The recommendation from Internal Affairs was an 18-day suspension for the stolen AR-15 and a three-day suspension for the careless handling of his car keys but the three-day suspension was to be served concurrently with the first violation, resulting in a total suspension of 18 days.

FOX31 has obtained an Order of Disciplinary Action through a public records request that reveals why Mary Dulacki, the Chief Deputy Executive Director for the Department of Safety overturned Police Chief Paul Pazen’s recommendation to suspend Bohm.
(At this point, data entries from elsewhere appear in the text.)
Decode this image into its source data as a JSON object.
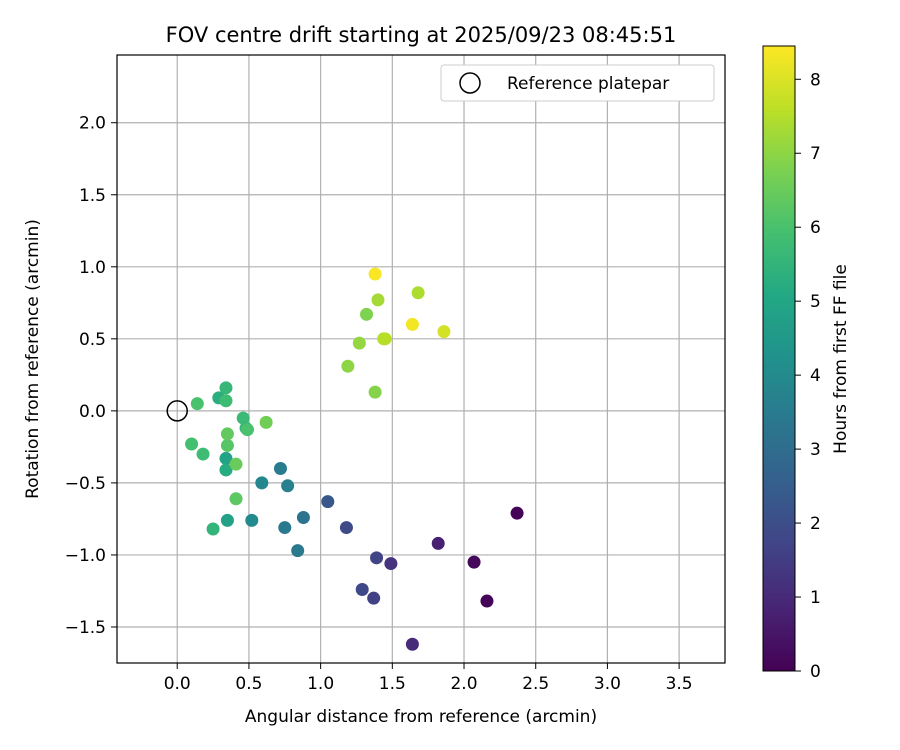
{
  "chart_data": {
    "type": "scatter",
    "title": "FOV centre drift starting at 2025/09/23 08:45:51",
    "xlabel": "Angular distance from reference (arcmin)",
    "ylabel": "Rotation from reference (arcmin)",
    "xlim": [
      -0.42,
      3.82
    ],
    "ylim": [
      -1.75,
      2.47
    ],
    "x_ticks": [
      0.0,
      0.5,
      1.0,
      1.5,
      2.0,
      2.5,
      3.0,
      3.5
    ],
    "x_tick_labels": [
      "0.0",
      "0.5",
      "1.0",
      "1.5",
      "2.0",
      "2.5",
      "3.0",
      "3.5"
    ],
    "y_ticks": [
      -1.5,
      -1.0,
      -0.5,
      0.0,
      0.5,
      1.0,
      1.5,
      2.0
    ],
    "y_tick_labels": [
      "−1.5",
      "−1.0",
      "−0.5",
      "0.0",
      "0.5",
      "1.0",
      "1.5",
      "2.0"
    ],
    "grid": true,
    "legend": {
      "position": "top-right",
      "entries": [
        "Reference platepar"
      ]
    },
    "reference_point": {
      "x": 0.0,
      "y": 0.0
    },
    "colorbar": {
      "label": "Hours from first FF file",
      "colormap": "viridis",
      "range": [
        0,
        8.45
      ],
      "ticks": [
        0,
        1,
        2,
        3,
        4,
        5,
        6,
        7,
        8
      ],
      "tick_labels": [
        "0",
        "1",
        "2",
        "3",
        "4",
        "5",
        "6",
        "7",
        "8"
      ]
    },
    "points": [
      {
        "x": 2.37,
        "y": -0.71,
        "c": 0.05
      },
      {
        "x": 2.16,
        "y": -1.32,
        "c": 0.1
      },
      {
        "x": 2.07,
        "y": -1.05,
        "c": 0.2
      },
      {
        "x": 1.82,
        "y": -0.92,
        "c": 0.75
      },
      {
        "x": 1.64,
        "y": -1.62,
        "c": 1.0
      },
      {
        "x": 1.49,
        "y": -1.06,
        "c": 1.25
      },
      {
        "x": 1.39,
        "y": -1.02,
        "c": 1.7
      },
      {
        "x": 1.37,
        "y": -1.3,
        "c": 1.6
      },
      {
        "x": 1.29,
        "y": -1.24,
        "c": 1.8
      },
      {
        "x": 1.18,
        "y": -0.81,
        "c": 1.9
      },
      {
        "x": 1.05,
        "y": -0.63,
        "c": 2.3
      },
      {
        "x": 0.88,
        "y": -0.74,
        "c": 3.2
      },
      {
        "x": 0.84,
        "y": -0.97,
        "c": 3.4
      },
      {
        "x": 0.75,
        "y": -0.81,
        "c": 3.45
      },
      {
        "x": 0.77,
        "y": -0.52,
        "c": 3.6
      },
      {
        "x": 0.72,
        "y": -0.4,
        "c": 3.5
      },
      {
        "x": 0.59,
        "y": -0.5,
        "c": 3.9
      },
      {
        "x": 0.52,
        "y": -0.76,
        "c": 4.0
      },
      {
        "x": 0.35,
        "y": -0.76,
        "c": 4.8
      },
      {
        "x": 0.25,
        "y": -0.82,
        "c": 5.5
      },
      {
        "x": 0.34,
        "y": -0.33,
        "c": 4.9
      },
      {
        "x": 0.34,
        "y": -0.41,
        "c": 5.2
      },
      {
        "x": 0.41,
        "y": -0.61,
        "c": 6.3
      },
      {
        "x": 0.41,
        "y": -0.37,
        "c": 6.5
      },
      {
        "x": 0.35,
        "y": -0.24,
        "c": 6.2
      },
      {
        "x": 0.35,
        "y": -0.16,
        "c": 6.4
      },
      {
        "x": 0.18,
        "y": -0.3,
        "c": 5.8
      },
      {
        "x": 0.1,
        "y": -0.23,
        "c": 5.9
      },
      {
        "x": 0.46,
        "y": -0.05,
        "c": 5.7
      },
      {
        "x": 0.48,
        "y": -0.12,
        "c": 5.6
      },
      {
        "x": 0.49,
        "y": -0.13,
        "c": 6.0
      },
      {
        "x": 0.62,
        "y": -0.08,
        "c": 6.6
      },
      {
        "x": 0.29,
        "y": 0.09,
        "c": 5.3
      },
      {
        "x": 0.34,
        "y": 0.07,
        "c": 5.8
      },
      {
        "x": 0.34,
        "y": 0.16,
        "c": 5.6
      },
      {
        "x": 0.14,
        "y": 0.05,
        "c": 6.0
      },
      {
        "x": 1.38,
        "y": 0.13,
        "c": 6.9
      },
      {
        "x": 1.19,
        "y": 0.31,
        "c": 7.0
      },
      {
        "x": 1.27,
        "y": 0.47,
        "c": 7.1
      },
      {
        "x": 1.32,
        "y": 0.67,
        "c": 6.8
      },
      {
        "x": 1.4,
        "y": 0.77,
        "c": 7.3
      },
      {
        "x": 1.44,
        "y": 0.5,
        "c": 7.5
      },
      {
        "x": 1.45,
        "y": 0.5,
        "c": 7.55
      },
      {
        "x": 1.38,
        "y": 0.95,
        "c": 8.4
      },
      {
        "x": 1.64,
        "y": 0.6,
        "c": 8.3
      },
      {
        "x": 1.68,
        "y": 0.82,
        "c": 7.4
      },
      {
        "x": 1.86,
        "y": 0.55,
        "c": 7.9
      }
    ]
  }
}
On Dec. 28, 2020, Bohm reported to Arvada Police that his police Jeep had been stolen early that morning. Bohm told Arvada investigators that his department issued AR-15 was hidden under some blankets and backpacks in the rear of the Jeep.

Bohm said on Dec. 23, 2020 he backed his police Jeep into the right side of his garage, next to his wife’s car which was also backed into the garage. Bohm then said he parked his personal vehicle in the driveway in front of the police vehicle “nose to nose” outside the garage door. Bohm remembered that he removed his keys and left them in his jacket on a refrigerator next to the door inside the garage before entering his home.
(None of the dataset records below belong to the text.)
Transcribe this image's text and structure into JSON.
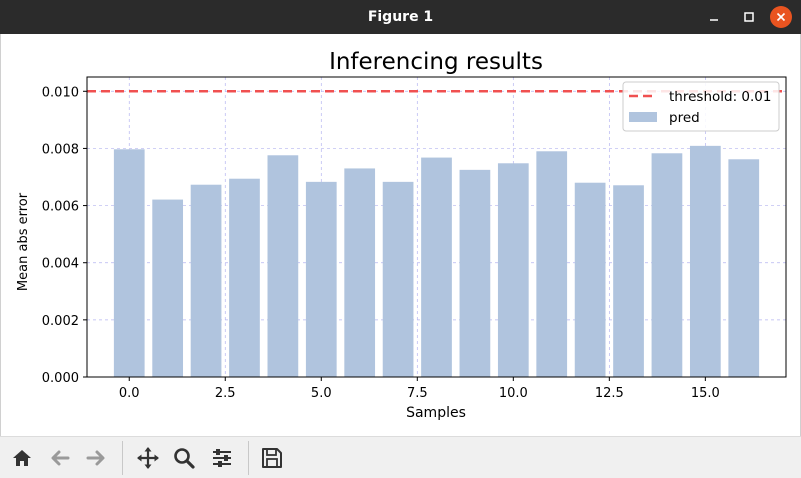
{
  "window": {
    "title": "Figure 1"
  },
  "toolbar": {
    "icons": [
      "home-icon",
      "back-arrow-icon",
      "forward-arrow-icon",
      "pan-icon",
      "zoom-icon",
      "configure-subplots-icon",
      "save-icon"
    ]
  },
  "colors": {
    "bar": "#b0c4de",
    "threshold_line": "#f05050",
    "grid": "#b4b4f0",
    "titlebar": "#2b2b2b",
    "close_button": "#e95420"
  },
  "chart_data": {
    "type": "bar",
    "title": "Inferencing results",
    "xlabel": "Samples",
    "ylabel": "Mean abs error",
    "x": [
      0,
      1,
      2,
      3,
      4,
      5,
      6,
      7,
      8,
      9,
      10,
      11,
      12,
      13,
      14,
      15,
      16
    ],
    "values": [
      0.00797,
      0.00621,
      0.00673,
      0.00694,
      0.00776,
      0.00683,
      0.0073,
      0.00683,
      0.00768,
      0.00725,
      0.00748,
      0.0079,
      0.0068,
      0.00671,
      0.00783,
      0.00809,
      0.00762
    ],
    "xlim": [
      -1.1,
      17.1
    ],
    "ylim": [
      0,
      0.0105
    ],
    "xticks": [
      0.0,
      2.5,
      5.0,
      7.5,
      10.0,
      12.5,
      15.0
    ],
    "xtick_labels": [
      "0.0",
      "2.5",
      "5.0",
      "7.5",
      "10.0",
      "12.5",
      "15.0"
    ],
    "yticks": [
      0.0,
      0.002,
      0.004,
      0.006,
      0.008,
      0.01
    ],
    "ytick_labels": [
      "0.000",
      "0.002",
      "0.004",
      "0.006",
      "0.008",
      "0.010"
    ],
    "threshold": 0.01,
    "grid": true,
    "legend_position": "top-right",
    "legend": [
      {
        "label": "threshold: 0.01",
        "kind": "dashed-line"
      },
      {
        "label": "pred",
        "kind": "patch"
      }
    ]
  }
}
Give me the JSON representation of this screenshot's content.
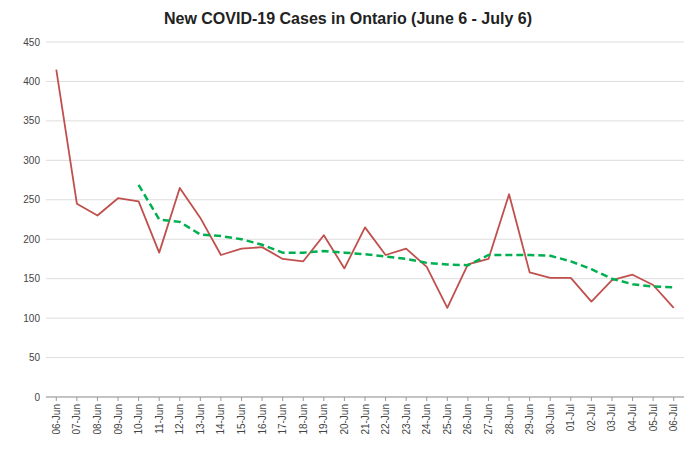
{
  "chart_data": {
    "type": "line",
    "title": "New COVID-19 Cases in Ontario (June 6 - July 6)",
    "categories": [
      "06-Jun",
      "07-Jun",
      "08-Jun",
      "09-Jun",
      "10-Jun",
      "11-Jun",
      "12-Jun",
      "13-Jun",
      "14-Jun",
      "15-Jun",
      "16-Jun",
      "17-Jun",
      "18-Jun",
      "19-Jun",
      "20-Jun",
      "21-Jun",
      "22-Jun",
      "23-Jun",
      "24-Jun",
      "25-Jun",
      "26-Jun",
      "27-Jun",
      "28-Jun",
      "29-Jun",
      "30-Jun",
      "01-Jul",
      "02-Jul",
      "03-Jul",
      "04-Jul",
      "05-Jul",
      "06-Jul"
    ],
    "series": [
      {
        "color": "#c0504d",
        "line_style": "solid",
        "values": [
          415,
          245,
          230,
          252,
          248,
          183,
          265,
          227,
          180,
          188,
          190,
          175,
          172,
          205,
          163,
          215,
          180,
          188,
          165,
          113,
          168,
          175,
          257,
          158,
          151,
          151,
          121,
          148,
          155,
          142,
          113
        ]
      },
      {
        "color": "#00b050",
        "line_style": "dashed",
        "values": [
          null,
          null,
          null,
          null,
          269,
          225,
          222,
          206,
          204,
          200,
          193,
          183,
          183,
          185,
          183,
          181,
          178,
          175,
          170,
          168,
          167,
          180,
          180,
          180,
          179,
          172,
          162,
          150,
          143,
          140,
          139
        ]
      }
    ],
    "ylim": [
      0,
      450
    ],
    "yticks": [
      0,
      50,
      100,
      150,
      200,
      250,
      300,
      350,
      400,
      450
    ],
    "grid": true
  }
}
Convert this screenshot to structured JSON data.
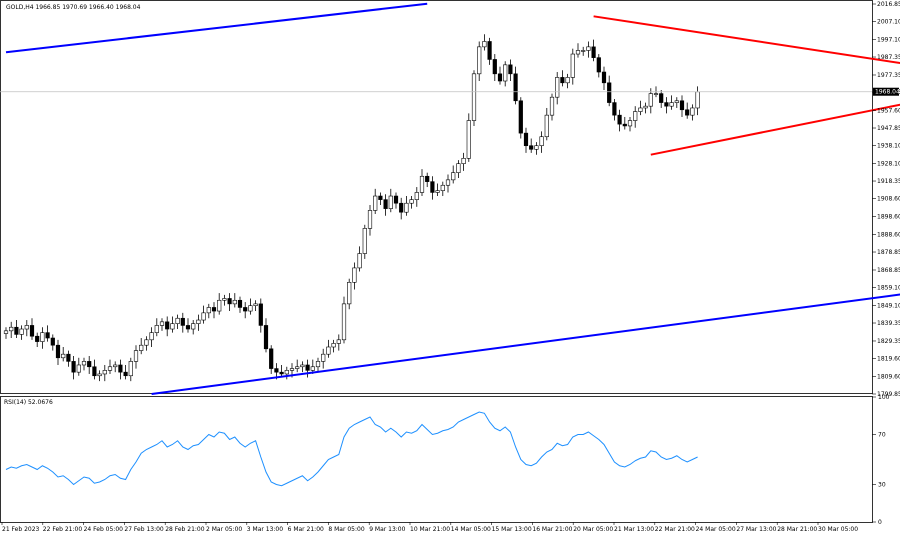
{
  "header": {
    "symbol_text": "GOLD,H4  1966.85 1970.69 1966.40 1968.04"
  },
  "rsi_header": {
    "text": "RSI(14) 52.0676"
  },
  "chart_data": [
    {
      "type": "candlestick",
      "title": "GOLD,H4",
      "ylim": [
        1799.85,
        2016.85
      ],
      "yticks": [
        "2016.85",
        "2007.10",
        "1997.10",
        "1987.35",
        "1977.35",
        "1967.85",
        "1957.60",
        "1947.85",
        "1938.10",
        "1928.10",
        "1918.35",
        "1908.60",
        "1898.60",
        "1888.60",
        "1878.85",
        "1868.85",
        "1859.10",
        "1849.10",
        "1839.35",
        "1829.35",
        "1819.60",
        "1809.60",
        "1799.85"
      ],
      "current_price": "1968.04",
      "xticks": [
        "21 Feb 2023",
        "22 Feb 21:00",
        "24 Feb 05:00",
        "27 Feb 13:00",
        "28 Feb 21:00",
        "2 Mar 05:00",
        "3 Mar 13:00",
        "6 Mar 21:00",
        "8 Mar 05:00",
        "9 Mar 13:00",
        "10 Mar 21:00",
        "14 Mar 05:00",
        "15 Mar 13:00",
        "16 Mar 21:00",
        "20 Mar 05:00",
        "21 Mar 13:00",
        "22 Mar 21:00",
        "24 Mar 05:00",
        "27 Mar 13:00",
        "28 Mar 21:00",
        "30 Mar 05:00"
      ],
      "close": [
        1835,
        1837,
        1833,
        1836,
        1838,
        1832,
        1829,
        1834,
        1831,
        1827,
        1820,
        1822,
        1818,
        1812,
        1816,
        1818,
        1815,
        1810,
        1811,
        1813,
        1815,
        1816,
        1812,
        1810,
        1818,
        1824,
        1827,
        1830,
        1834,
        1838,
        1840,
        1836,
        1839,
        1842,
        1838,
        1836,
        1839,
        1841,
        1845,
        1848,
        1846,
        1852,
        1853,
        1850,
        1852,
        1848,
        1846,
        1849,
        1850,
        1838,
        1825,
        1814,
        1812,
        1811,
        1813,
        1814,
        1815,
        1816,
        1813,
        1815,
        1818,
        1822,
        1826,
        1828,
        1830,
        1850,
        1862,
        1870,
        1878,
        1892,
        1902,
        1910,
        1908,
        1903,
        1910,
        1906,
        1901,
        1906,
        1908,
        1912,
        1921,
        1918,
        1912,
        1913,
        1916,
        1919,
        1923,
        1928,
        1931,
        1952,
        1978,
        1993,
        1996,
        1986,
        1978,
        1974,
        1983,
        1978,
        1963,
        1945,
        1938,
        1936,
        1938,
        1943,
        1955,
        1965,
        1976,
        1973,
        1976,
        1989,
        1991,
        1991,
        1993,
        1987,
        1979,
        1973,
        1962,
        1955,
        1950,
        1949,
        1952,
        1957,
        1959,
        1960,
        1967,
        1967,
        1962,
        1960,
        1962,
        1963,
        1958,
        1955,
        1959,
        1968
      ],
      "channel_lines": [
        {
          "name": "",
          "color": "#0000ff",
          "points": [
            [
              0,
              1990
            ],
            [
              81,
              2017
            ]
          ]
        },
        {
          "name": "",
          "color": "#0000ff",
          "points": [
            [
              28,
              1799.85
            ],
            [
              206,
              1868.3
            ]
          ]
        }
      ],
      "triangle_lines": [
        {
          "color": "#ff0000",
          "points": [
            [
              113,
              2010
            ],
            [
              181,
              1980
            ]
          ]
        },
        {
          "color": "#ff0000",
          "points": [
            [
              124,
              1933
            ],
            [
              174,
              1962
            ]
          ]
        }
      ],
      "grid": false
    },
    {
      "type": "line",
      "title": "RSI(14)",
      "ylim": [
        0,
        100
      ],
      "yticks": [
        "100",
        "70",
        "30",
        "0"
      ],
      "series": [
        {
          "name": "RSI(14)",
          "color": "#1e90ff",
          "values": [
            42,
            44,
            43,
            45,
            46,
            44,
            42,
            45,
            43,
            40,
            36,
            37,
            34,
            30,
            33,
            36,
            35,
            31,
            32,
            34,
            37,
            38,
            35,
            34,
            42,
            48,
            55,
            58,
            60,
            62,
            65,
            60,
            62,
            65,
            60,
            58,
            61,
            62,
            66,
            70,
            68,
            72,
            71,
            66,
            68,
            63,
            60,
            63,
            65,
            52,
            40,
            32,
            30,
            29,
            31,
            33,
            35,
            37,
            33,
            36,
            40,
            45,
            50,
            52,
            54,
            68,
            75,
            78,
            80,
            82,
            84,
            78,
            76,
            72,
            75,
            72,
            68,
            72,
            71,
            73,
            78,
            74,
            70,
            71,
            73,
            74,
            76,
            80,
            82,
            84,
            86,
            88,
            87,
            80,
            75,
            73,
            76,
            72,
            60,
            50,
            46,
            45,
            47,
            52,
            56,
            58,
            63,
            61,
            62,
            68,
            70,
            70,
            72,
            69,
            66,
            62,
            55,
            48,
            45,
            44,
            46,
            49,
            51,
            52,
            57,
            56,
            52,
            50,
            51,
            53,
            50,
            48,
            50,
            52
          ]
        }
      ],
      "grid": false
    }
  ]
}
On Dec. 28, 2020 just after 5 a.m., Bohm reported that he “heard two vehicles leaving at a fast rate of speed in front of his residence” and when he went into his garage he discovered his garage door was open and his police vehicle was missing and his wife’s vehicle had front-end damage because the thieves sideswiped it to drive out of the garage without hitting Bohm’s personal vehicle parked in the driveway.

In addition to the AR-15, the stolen Jeep contained three loaded AR-15 magazines, a tactical vest, two plates, a tactical helmet and a flip down visor light and a high-tech radio.
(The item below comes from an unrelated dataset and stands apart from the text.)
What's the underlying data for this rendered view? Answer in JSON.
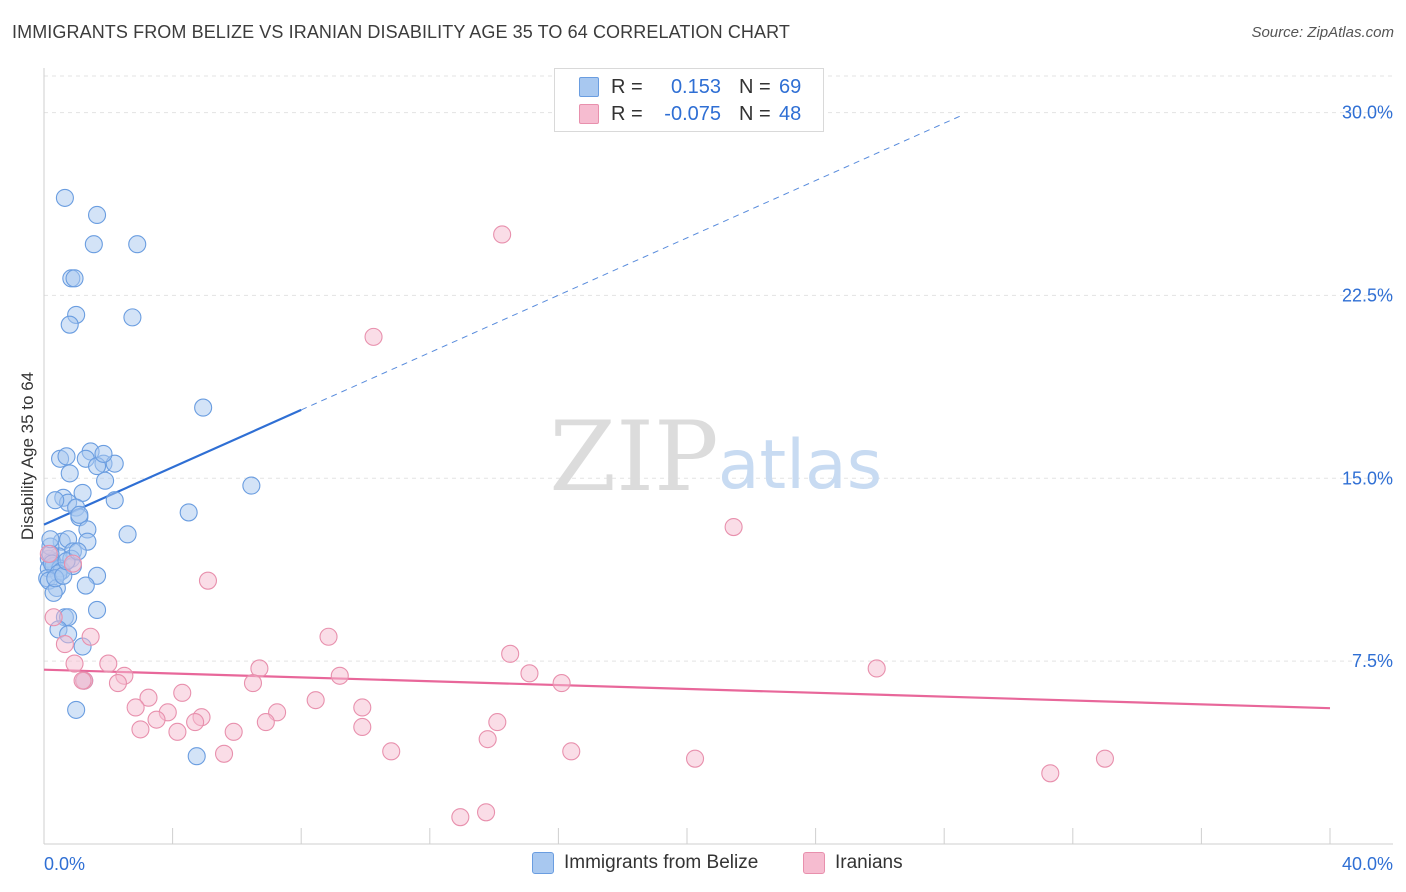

It turns out the thieves had found Bohm’s garage door opener in his personal vehicle in the driveway that Bohm’s wife said she had left unlocked after driving her husband’s car the day before.

On Jan. 11, the AR-15 with one fully loaded magazine was recovered in Douglas County during the arrest of an individual on drug and weapons charges.

The police vehicle was recovered Feb. 4, in Denver but investigators found no fingerprints and said it appeared the vehicle had been sprayed down with a solvent and then wiped.

At the chief’s hearing on May 26, Bohm explained that on Dec. 25, 2020 he began his rotation as the on-call detective for the District 2 Narcotics Unit which required him to have his vehicle packed with all his necessary equipment if he needed to respond at a moment’s notice.

An internal affairs investigator determined that Bohm failed to secure his AR-15 to prevent it from being stolen and was careless with his car keys.

But Dulacki wrote in her discipline order that because the vehicle assigned to Bohm did not have a locked rack or a trunk for him to lock the AR-15 inside of, he could not be held accountable when he made a good faith effort to hide the rifle under blankets in the back of his Jeep.

In addition, Dulacki found that because his police vehicle and keys were inside a locked attached garage it would be “unreasonable to fail to consider those steps as the functional equivalent of a ‘locked storage device.’”

As a result, Dulacki wrote the “Chief of Police’s Written Command ordering disciplinary action against Detective Bohm is disapproved and findings of Exonerated shall be entered for each violation.”